I ask about an observation and I’m told about an interesting and widespread cultural practice.
After you’ve traveled for a while you notice certain slight physical contrasts between different cultures and peoples. You note them, shrug, maybe go “hmm,” and generally don’t think about them too much after that.
In China, it’s difficult not to notice that the backs of people’s heads tend to be relatively flat, the parietal bone compacted so that there isn’t much of a bulge running up from the neck. This is best evidenced, of course, by men with buzz cuts or shaved heads, and after you’ve noticed it a hundred times or so it becomes clear there’s a pattern that could only be the work of culture.
I may have been more prone to noticing this because my mother has a similarly shaped head. My family used to tease her about it, going as far as to nickname her “Flat Head.” It was my grandmother who gave my mom her flat head. Fearing that she may suffocate as a baby, my grandmother made sure that she was always laying on her back, and her pliable baby skull molded to the likeness of the surface it was placed upon.
There’s actually a medical term for this: positional plagiocephaly. During the early 90s this condition arose with remarkable frequency due to the “back to sleep” campaign which instructed parents to keep their babies on their backs to ward off SIDS. The head shape that results has no known impact on brain development.
I just figured that this was the reason that many people in China have heads that tend to be a little flatter in the back, and I didn’t give it much thought beyond this. Until, that is, I found out that the reason for this is very different than I’d originally assumed.
“What are these pillows for?” I asked a Chinese friend who just had a baby.
I was poking around her new baby room and I found an apparatus that consisted of two elongated, hot dog bun-shaped pillows that were attached together by a six inch length of cloth.
“To put on each side of the baby’s head to keep it facing up,” my friend responded simply.
“Oh, is that so it doesn’t stop breathing?” I asked, thinking of my mother.
“No, it’s to make the back of its head flat,” she replied. “Like this.”
She then turned to the side and pushed the hair down on the back of her head, revealing to me that it was remarkably flat.
“Why do you want your baby’s head to be flat?” I queried.
“To make its head bigger.”
“Why do you want its head to be bigger?”
“I don’t know.
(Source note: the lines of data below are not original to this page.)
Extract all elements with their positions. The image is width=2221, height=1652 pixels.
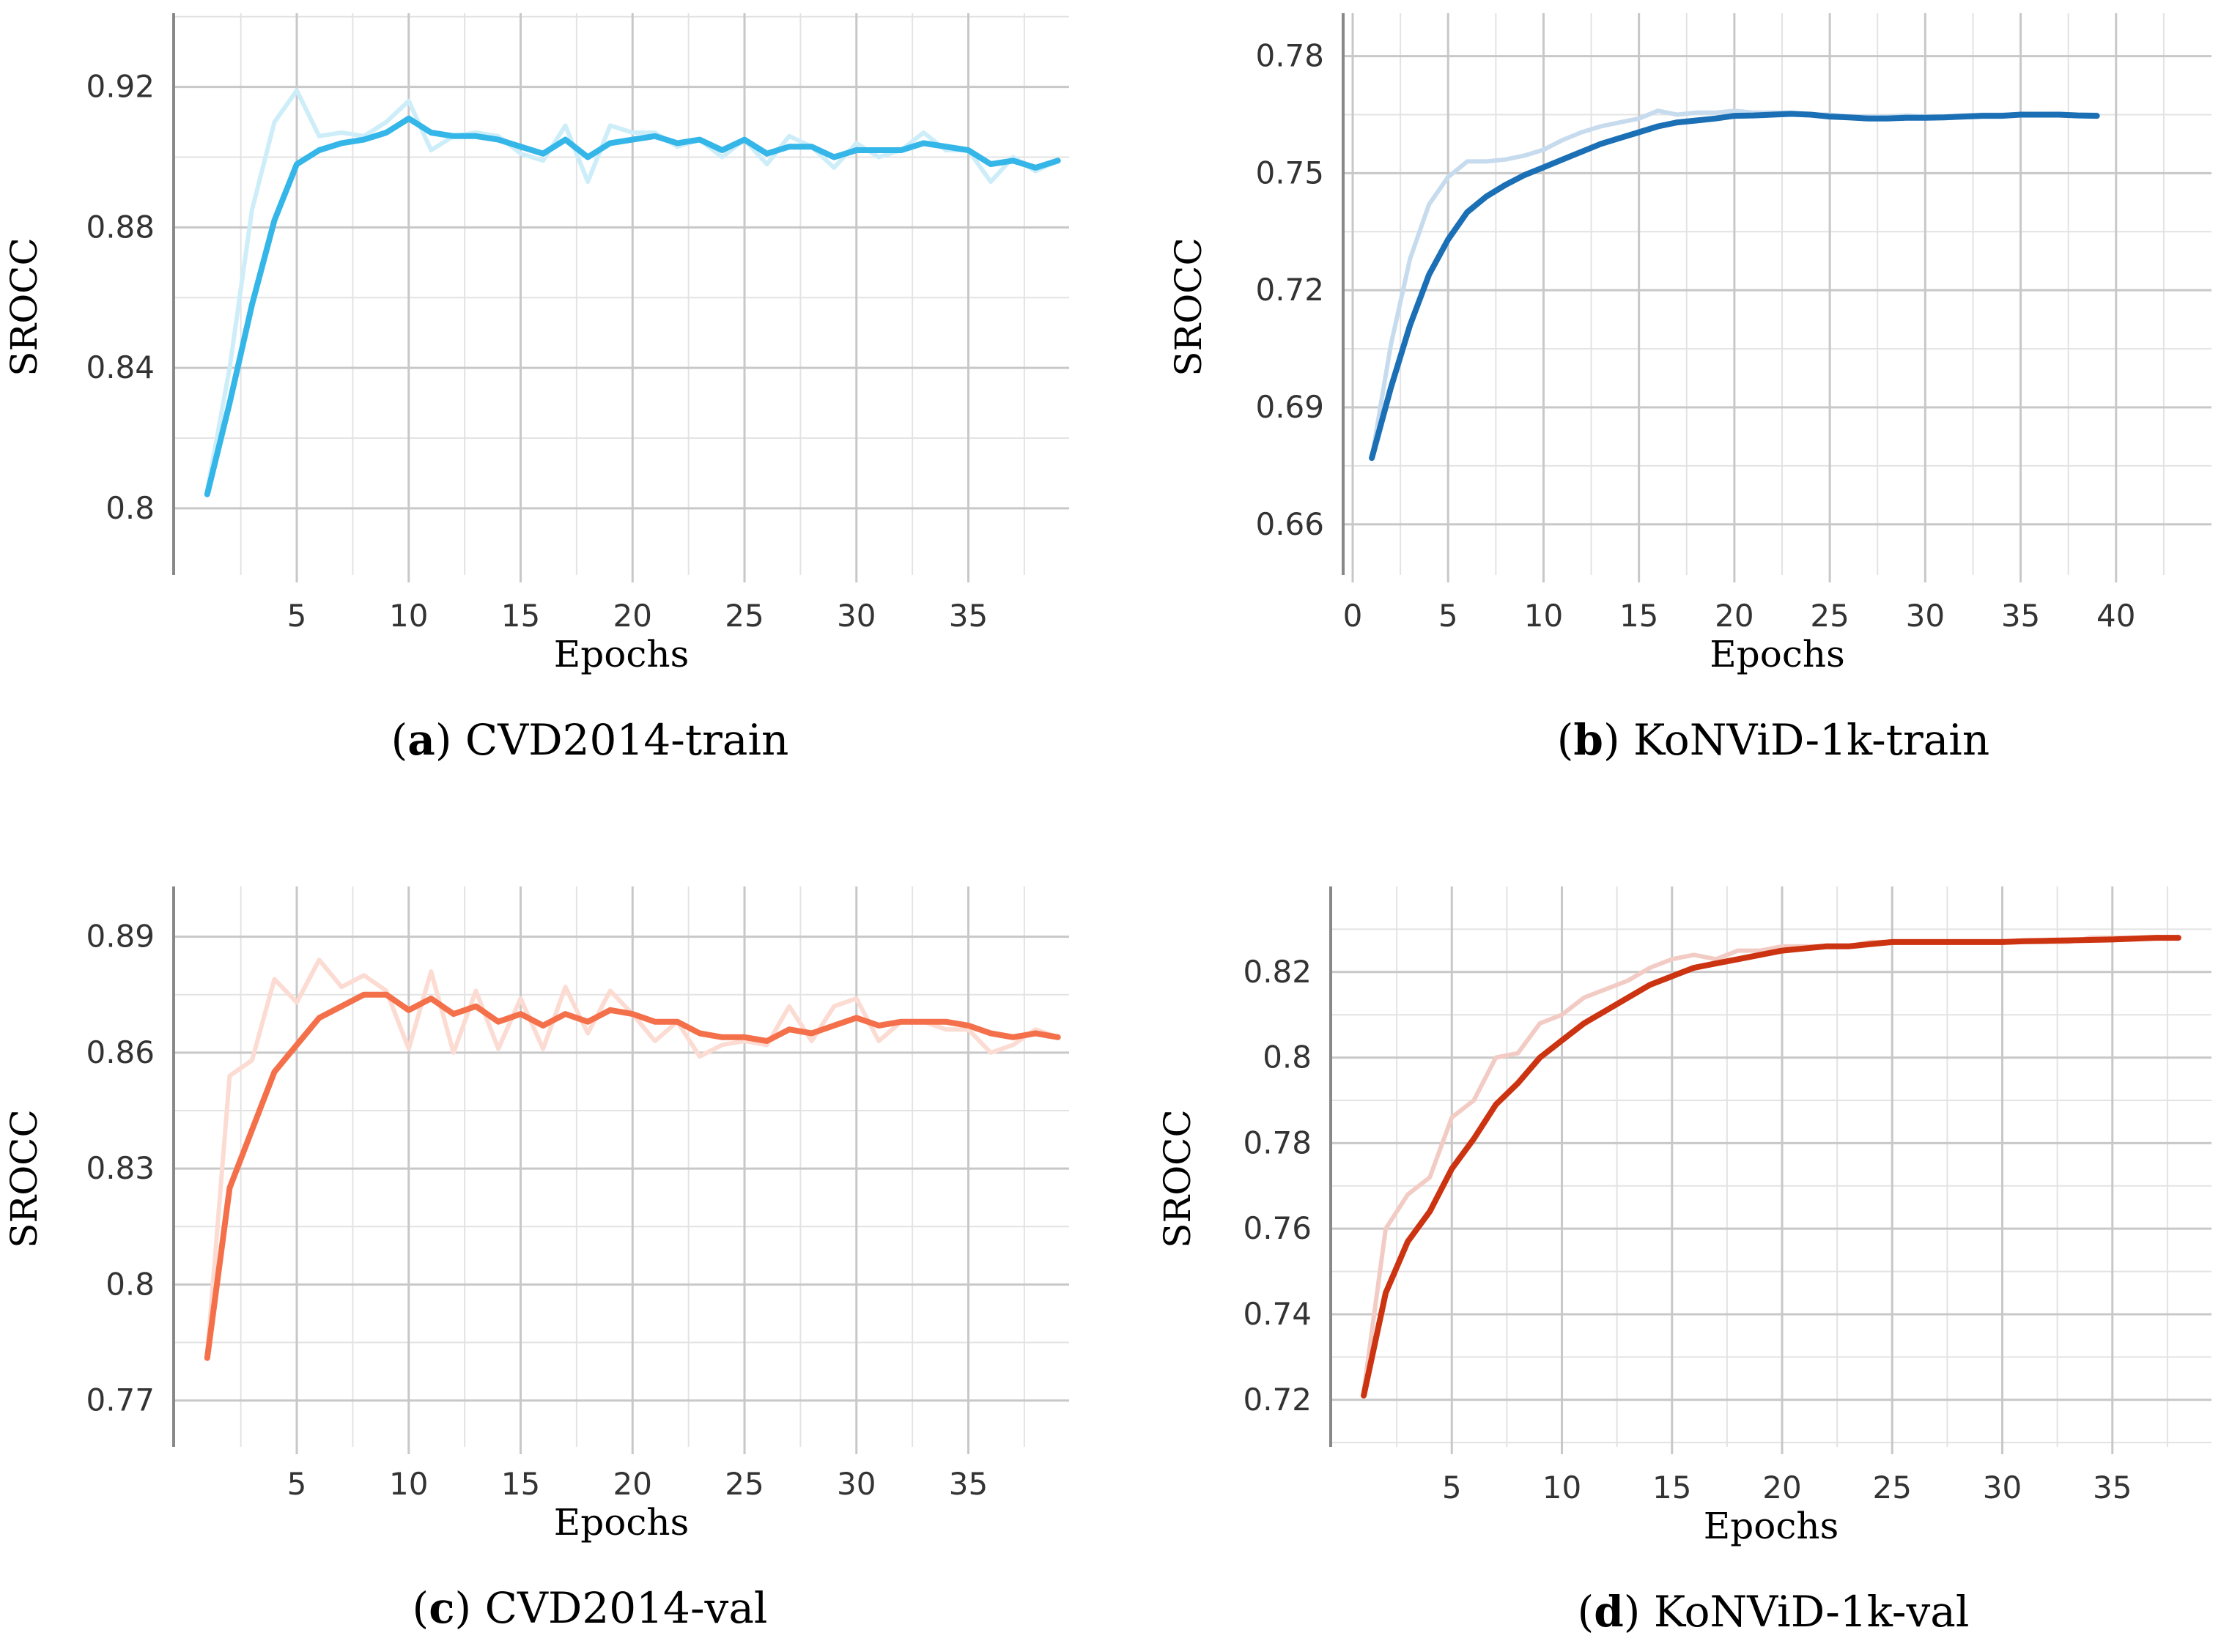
- x-tick-label: 20: [1715, 598, 1753, 634]
- caption-text: ) KoNViD-1k-val: [1624, 1587, 1970, 1637]
- chart-panel-d: 5 10 15 20 25 30 35 0.72 0.74 0.76 0.78 0.8 0.82 SROC…: [1156, 886, 2211, 1637]
- x-tick-label: 25: [725, 1466, 764, 1502]
- y-tick-label: 0.69: [1255, 389, 1324, 425]
- x-tick-label: 10: [1524, 598, 1563, 634]
- x-tick-label: 0: [1343, 598, 1363, 634]
- y-tick-label: 0.77: [86, 1382, 155, 1418]
- x-tick-label: 10: [389, 598, 428, 634]
- caption-tag-letter: b: [1573, 715, 1603, 765]
- x-tick-label: 25: [725, 598, 764, 634]
- caption-tag-letter: d: [1594, 1587, 1624, 1637]
- chart-panel-b: 0 5 10 15 20 25 30 35 40 0.66 0.69 0.72 0.75 0.78 SROC…: [1167, 13, 2211, 765]
- y-axis-label: SROCC: [3, 237, 45, 376]
- y-tick-label: 0.72: [1255, 272, 1324, 308]
- y-tick-label: 0.8: [106, 490, 155, 526]
- y-tick-label: 0.74: [1243, 1296, 1312, 1332]
- series-line-smoothed: [1361, 935, 2181, 1399]
- x-axis-label: Epochs: [554, 633, 689, 675]
- series-line-smoothed: [204, 115, 1061, 497]
- x-tick-label: 40: [2096, 598, 2135, 634]
- y-tick-label: 0.83: [86, 1150, 155, 1186]
- panel-caption: (b) KoNViD-1k-train: [1557, 715, 1989, 765]
- chart-panel-c: 5 10 15 20 25 30 35 0.77 0.8 0.83 0.86 0.89 SROCC Epo…: [3, 886, 1069, 1633]
- y-axis-label: SROCC: [3, 1109, 45, 1248]
- caption-text: ) CVD2014-train: [435, 715, 789, 765]
- x-tick-label: 15: [1652, 1470, 1691, 1505]
- x-tick-label: 25: [1810, 598, 1849, 634]
- y-tick-label: 0.84: [86, 349, 155, 385]
- x-tick-label: 20: [613, 598, 652, 634]
- y-tick-label: 0.75: [1255, 155, 1324, 190]
- caption-tag: (: [413, 1583, 429, 1633]
- x-tick-label: 10: [1542, 1470, 1581, 1505]
- x-tick-label: 5: [1442, 1470, 1462, 1505]
- caption-tag: (: [391, 715, 408, 765]
- series-line-smoothed: [1369, 111, 2100, 462]
- y-tick-label: 0.66: [1255, 506, 1324, 542]
- caption-tag: (: [1578, 1587, 1594, 1637]
- x-tick-label: 35: [2001, 598, 2040, 634]
- panel-caption: (a) CVD2014-train: [391, 715, 789, 765]
- series-line-raw: [204, 88, 1060, 493]
- x-tick-label: 35: [949, 1466, 988, 1502]
- chart-panel-a: 5 10 15 20 25 30 35 0.8 0.84 0.88 0.92 SROCC Epochs (…: [3, 13, 1069, 765]
- x-tick-label: 25: [1873, 1470, 1912, 1505]
- panel-caption: (c) CVD2014-val: [413, 1583, 768, 1633]
- x-tick-label: 5: [287, 1466, 307, 1502]
- caption-text: ) KoNViD-1k-train: [1603, 715, 1989, 765]
- y-axis-label: SROCC: [1156, 1109, 1199, 1248]
- y-tick-label: 0.86: [86, 1034, 155, 1070]
- x-tick-label: 15: [1619, 598, 1658, 634]
- x-tick-label: 35: [949, 598, 988, 634]
- y-tick-label: 0.88: [86, 209, 155, 245]
- caption-tag-letter: a: [407, 715, 435, 765]
- caption-text: ) CVD2014-val: [455, 1583, 768, 1633]
- y-tick-label: 0.89: [86, 919, 155, 955]
- y-tick-label: 0.8: [1263, 1040, 1312, 1075]
- x-tick-label: 5: [287, 598, 307, 634]
- series-line-raw: [1361, 936, 2181, 1394]
- series-line-smoothed: [204, 991, 1061, 1361]
- caption-tag: (: [1557, 715, 1574, 765]
- x-tick-label: 30: [837, 598, 876, 634]
- x-tick-label: 10: [389, 1466, 428, 1502]
- y-tick-label: 0.76: [1243, 1210, 1312, 1246]
- x-axis-label: Epochs: [1704, 1505, 1838, 1547]
- y-tick-label: 0.92: [86, 69, 155, 105]
- y-axis-label: SROCC: [1167, 237, 1210, 376]
- y-tick-label: 0.78: [1255, 38, 1324, 74]
- x-tick-label: 20: [613, 1466, 652, 1502]
- y-tick-label: 0.72: [1243, 1382, 1312, 1418]
- x-tick-label: 15: [501, 1466, 540, 1502]
- x-tick-label: 5: [1438, 598, 1458, 634]
- y-tick-label: 0.82: [1243, 954, 1312, 990]
- x-tick-label: 30: [837, 1466, 876, 1502]
- x-tick-label: 30: [1983, 1470, 2022, 1505]
- x-tick-label: 35: [2093, 1470, 2132, 1505]
- x-tick-label: 20: [1762, 1470, 1801, 1505]
- caption-tag-letter: c: [429, 1583, 454, 1633]
- y-tick-label: 0.8: [106, 1266, 155, 1302]
- x-axis-label: Epochs: [554, 1501, 689, 1544]
- y-tick-label: 0.78: [1243, 1125, 1312, 1160]
- x-tick-label: 30: [1906, 598, 1945, 634]
- x-tick-label: 15: [501, 598, 540, 634]
- panel-caption: (d) KoNViD-1k-val: [1578, 1587, 1970, 1637]
- x-axis-label: Epochs: [1710, 633, 1844, 675]
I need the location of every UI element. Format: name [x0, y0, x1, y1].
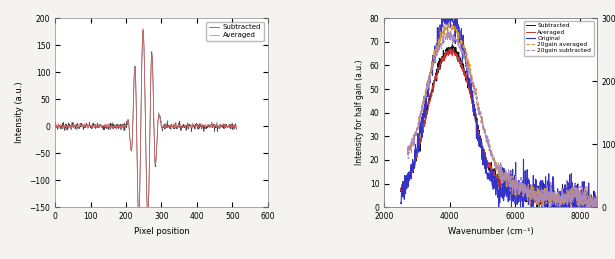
Averaged [135, 216, 143, 219]
Original [445, 5, 453, 8]
Averaged [200, 125, 208, 128]
Line: Averaged: Averaged [400, 48, 597, 207]
Averaged [232, 125, 240, 128]
20gain averaged [522, 189, 529, 192]
X-axis label: Pixel position: Pixel position [133, 227, 189, 236]
Y-axis label: Intensity (a.u.): Intensity (a.u.) [15, 82, 24, 143]
Averaged [516, 188, 523, 191]
Subtracted [449, 43, 456, 46]
20gain subtracted [546, 203, 553, 206]
Averaged [593, 203, 600, 206]
Original [566, 206, 574, 209]
Subtracted [112, 126, 119, 129]
X-axis label: Wavenumber (cm⁻¹): Wavenumber (cm⁻¹) [448, 227, 533, 236]
Original [546, 192, 554, 195]
Original [593, 206, 600, 209]
Line: 20gain averaged: 20gain averaged [407, 23, 597, 207]
Line: 20gain subtracted: 20gain subtracted [407, 31, 597, 207]
20gain averaged [409, 141, 416, 145]
Line: Subtracted: Subtracted [55, 31, 236, 217]
Subtracted [511, 180, 518, 183]
Averaged [566, 200, 574, 203]
Subtracted [132, 65, 139, 68]
Original [511, 174, 518, 177]
Averaged [77, 124, 85, 127]
20gain subtracted [409, 144, 416, 147]
20gain averaged [510, 179, 518, 183]
Subtracted [145, 215, 152, 219]
Averaged [409, 164, 416, 167]
20gain averaged [546, 198, 553, 201]
Subtracted [546, 200, 554, 203]
Averaged [397, 188, 404, 191]
Subtracted [232, 128, 240, 131]
Averaged [112, 124, 119, 127]
Subtracted [214, 125, 221, 128]
Line: Original: Original [400, 6, 597, 207]
Legend: Subtracted, Averaged, Original, 20gain averaged, 20gain subtracted: Subtracted, Averaged, Original, 20gain a… [524, 21, 593, 56]
20gain subtracted [593, 205, 600, 208]
Original [517, 185, 524, 188]
Averaged [55, 125, 63, 128]
20gain averaged [593, 196, 600, 199]
Averaged [554, 206, 561, 209]
20gain subtracted [516, 183, 523, 186]
Subtracted [522, 192, 530, 195]
20gain averaged [516, 188, 523, 191]
20gain subtracted [566, 196, 573, 199]
Averaged [450, 47, 458, 50]
Subtracted [200, 126, 208, 129]
Averaged [522, 188, 530, 191]
Y-axis label: Intensity for half gain (a.u.): Intensity for half gain (a.u.) [355, 60, 364, 166]
Line: Subtracted: Subtracted [400, 45, 597, 207]
Averaged [52, 126, 59, 129]
Subtracted [519, 206, 526, 209]
Averaged [546, 196, 553, 199]
Original [522, 185, 530, 188]
20gain averaged [566, 196, 573, 199]
20gain subtracted [510, 192, 518, 196]
Averaged [511, 185, 518, 188]
Averaged [214, 125, 221, 128]
Subtracted [566, 197, 574, 200]
Subtracted [516, 196, 523, 199]
Original [495, 206, 502, 209]
Subtracted [140, 29, 147, 32]
Averaged [139, 27, 146, 30]
Original [397, 201, 404, 204]
Averaged [132, 65, 139, 68]
20gain subtracted [522, 190, 529, 193]
Original [409, 158, 416, 161]
Subtracted [52, 121, 59, 125]
Subtracted [593, 198, 600, 202]
Legend: Subtracted, Averaged: Subtracted, Averaged [206, 21, 264, 41]
Line: Averaged: Averaged [55, 29, 236, 217]
Subtracted [409, 166, 416, 169]
Subtracted [77, 122, 85, 125]
Subtracted [55, 126, 63, 129]
Subtracted [397, 189, 404, 192]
Maybe because we think big heads are more beautiful.”
My curiosity was again stoked. I further inquired about this with other people and it became evident that the use of these pillows to keep babies on their backs for the purpose of giving them flatter heads was very common in mainland China, seemingly to the point of being almost universal.
“Yes, my parents used those pillows for me,” Cody Chao, a medical student in Suzhou said with a laugh. His statement was echoed over and over as I went around asking my friends how their heads became so flat.
Chao told me that the pillows are generally not applied until the baby is three months old, stating that it could be dangerous to do it prior. He reaffirmed that it was done purely for aesthetics, and mentioned that it was similar to how clips are sometimes applied to the noses of adolescents to make them grow longer and more narrow.
I asked my Chinese researcher if she used these pillows for her daughter when she was a baby.
“Yes,” she replied. “I used the pillow when my daughter was about 4 months old. My grandma made a pillow for her. It was useful . . . because she kept sleeping sideways. Her head shape was not good looking at first.”
“What’s a good looking head shape?” I asked.
“People think a good head shape shouldn’t bulge too much on the backside.”
I asked her if she knew where this custom came from.
“I think it’s an old tradition,” she responded. “Because in ancient times people used hard materials to make pillows and if your head bulged too much on the backside when you are sleeping on the hard pillow your head hurt.”
People in ancient China used to sleep on wooden pillows, apparently to keep the head from becoming too warm, so . . . maybe???
As myriad societies across the planet become more and more similar to each other on a superficial level, there is still a deep stream of diverse reasoning and preferences that runs strong beneath the surface. While we all drink the same lattes in the same cafes, eat the same foods in the same restaurants, type the same texts on the same phones, post the same selfies on the same websites, it is still possible to find yourself intrigued by a custom that’s rooted in an outlook or aesthetic that starkly diverges from your own. Some societies like skulls that bulge while others prefer them flat.